Review

Computer Graphics

CCCP

Diskotopia • 2015

Wir leiden unter einer merkwürdigen Krankheit. Sie nennt sich Archivfieber und wurde zuerst vom französischen Philosophen Jacques Derrida entdeckt. Wir lagern unser Gedächtnis in elektronische Medien aus und entdecken nie erlebte Erinnerungen in anderen. »CCCP«, die zweite EP, die Alexey Devyanin (auch bekannt unter dem Namen Pixelord) unter dem Pseudonym Computer Graphics veröffentlicht, glüht geradezu vor diesem Fieber. Inspiration für die fünf verrauschten Tracks fand der russischer Producer in alten wissenschaftlichen und gesellschaftlichen Videos, Trickfilmen und auf Kassetten aus der Sowjetzeit.

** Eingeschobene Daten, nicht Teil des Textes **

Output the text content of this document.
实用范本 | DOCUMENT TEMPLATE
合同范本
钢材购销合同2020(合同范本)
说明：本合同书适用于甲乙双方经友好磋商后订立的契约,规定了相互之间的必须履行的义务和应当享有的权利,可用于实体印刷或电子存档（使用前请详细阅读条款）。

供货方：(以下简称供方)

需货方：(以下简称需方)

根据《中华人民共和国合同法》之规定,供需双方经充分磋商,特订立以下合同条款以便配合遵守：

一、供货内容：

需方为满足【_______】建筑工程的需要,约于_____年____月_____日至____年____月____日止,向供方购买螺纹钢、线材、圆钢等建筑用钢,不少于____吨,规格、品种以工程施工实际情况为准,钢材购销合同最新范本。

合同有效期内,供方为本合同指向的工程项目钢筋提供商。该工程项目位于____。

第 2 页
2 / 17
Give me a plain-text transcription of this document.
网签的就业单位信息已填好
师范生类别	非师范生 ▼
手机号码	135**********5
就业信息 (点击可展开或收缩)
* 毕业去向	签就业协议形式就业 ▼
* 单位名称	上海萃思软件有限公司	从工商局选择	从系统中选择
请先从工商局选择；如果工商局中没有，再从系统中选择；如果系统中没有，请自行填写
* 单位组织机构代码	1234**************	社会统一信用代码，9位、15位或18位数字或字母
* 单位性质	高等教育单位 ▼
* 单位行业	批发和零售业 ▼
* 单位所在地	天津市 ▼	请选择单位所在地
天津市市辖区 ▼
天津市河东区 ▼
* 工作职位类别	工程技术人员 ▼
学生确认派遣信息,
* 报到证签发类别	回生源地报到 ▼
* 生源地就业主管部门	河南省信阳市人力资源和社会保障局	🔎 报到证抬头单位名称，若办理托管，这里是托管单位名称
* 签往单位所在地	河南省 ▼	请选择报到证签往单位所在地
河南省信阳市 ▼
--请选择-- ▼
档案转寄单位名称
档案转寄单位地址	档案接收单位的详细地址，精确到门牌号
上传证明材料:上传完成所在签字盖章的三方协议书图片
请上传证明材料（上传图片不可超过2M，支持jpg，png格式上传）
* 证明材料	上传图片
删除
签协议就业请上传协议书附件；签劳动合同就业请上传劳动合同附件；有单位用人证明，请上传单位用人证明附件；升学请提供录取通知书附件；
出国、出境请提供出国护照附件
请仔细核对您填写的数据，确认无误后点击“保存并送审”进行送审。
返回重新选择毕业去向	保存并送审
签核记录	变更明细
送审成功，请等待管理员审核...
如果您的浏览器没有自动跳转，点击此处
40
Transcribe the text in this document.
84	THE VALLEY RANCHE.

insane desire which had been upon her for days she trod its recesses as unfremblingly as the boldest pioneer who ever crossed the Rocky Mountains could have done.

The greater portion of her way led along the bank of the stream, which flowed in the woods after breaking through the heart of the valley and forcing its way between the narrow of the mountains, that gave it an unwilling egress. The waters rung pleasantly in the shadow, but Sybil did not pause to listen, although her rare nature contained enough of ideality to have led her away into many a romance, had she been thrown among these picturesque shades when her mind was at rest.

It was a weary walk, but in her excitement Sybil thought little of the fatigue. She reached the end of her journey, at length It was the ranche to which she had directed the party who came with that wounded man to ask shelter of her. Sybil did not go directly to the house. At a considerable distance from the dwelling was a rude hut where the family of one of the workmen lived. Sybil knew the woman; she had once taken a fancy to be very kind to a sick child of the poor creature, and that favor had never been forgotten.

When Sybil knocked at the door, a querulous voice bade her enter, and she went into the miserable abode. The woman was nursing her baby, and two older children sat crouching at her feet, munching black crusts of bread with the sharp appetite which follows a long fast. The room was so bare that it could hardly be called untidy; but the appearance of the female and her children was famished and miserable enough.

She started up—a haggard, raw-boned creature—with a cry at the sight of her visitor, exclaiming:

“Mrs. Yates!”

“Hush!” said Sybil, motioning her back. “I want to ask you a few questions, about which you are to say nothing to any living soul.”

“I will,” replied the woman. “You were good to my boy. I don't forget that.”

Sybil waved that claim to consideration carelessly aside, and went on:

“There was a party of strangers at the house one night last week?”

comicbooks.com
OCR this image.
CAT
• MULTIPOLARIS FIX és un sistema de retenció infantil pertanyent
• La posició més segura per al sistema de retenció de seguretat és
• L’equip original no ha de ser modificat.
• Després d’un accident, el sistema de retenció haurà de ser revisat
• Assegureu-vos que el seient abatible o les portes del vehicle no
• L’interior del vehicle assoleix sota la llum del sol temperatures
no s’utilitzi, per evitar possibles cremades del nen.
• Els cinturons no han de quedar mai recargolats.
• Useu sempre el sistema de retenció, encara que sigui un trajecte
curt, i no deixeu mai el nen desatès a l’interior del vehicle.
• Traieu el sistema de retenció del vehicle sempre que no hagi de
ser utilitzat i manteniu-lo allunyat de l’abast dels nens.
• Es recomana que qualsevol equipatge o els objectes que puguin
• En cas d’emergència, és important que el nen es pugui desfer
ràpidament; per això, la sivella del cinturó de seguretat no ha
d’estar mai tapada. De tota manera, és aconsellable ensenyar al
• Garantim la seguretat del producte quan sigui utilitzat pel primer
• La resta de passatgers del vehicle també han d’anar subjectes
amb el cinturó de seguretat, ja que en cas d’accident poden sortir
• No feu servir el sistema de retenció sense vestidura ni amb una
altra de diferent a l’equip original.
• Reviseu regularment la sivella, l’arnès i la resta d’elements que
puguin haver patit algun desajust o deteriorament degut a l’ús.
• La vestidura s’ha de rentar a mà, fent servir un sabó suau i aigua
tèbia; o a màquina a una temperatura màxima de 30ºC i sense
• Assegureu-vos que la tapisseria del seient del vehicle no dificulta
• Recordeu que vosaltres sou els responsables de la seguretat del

Das ist mehr als deutlich, vielleicht etwas zu deutlich zu hören. Durch die knisternden, entspannt dahinpluckernden Tracks geistern ab und an Stimmen und Signale, die inmitten dieser organischen House-Grooves als Fremdkörper auftreten. So warm und gefällig die Musik von Computer Graphics auch klingt, es durchzieht sie eine unheimliche Atmosphäre. Es ist, als würde es unter den vielen Schichten nebeligen Tape-Rauschens vor den Geistern der Vergangenheit nur so wimmeln. Doch hat das Archivfieber Devyanin etwas zu sehr mitgenommen: Mit »CCCP« übertreibt er es etwas zu sehr mit der Ästhetisierung seines Konzepts. Der krasse Gegensatz zwischen der Soulfulness seines House-Entwurfs und dessen metamedialer Zerfaserung würde umso besser zünden, wenn er der Musik den Vorrang ließe.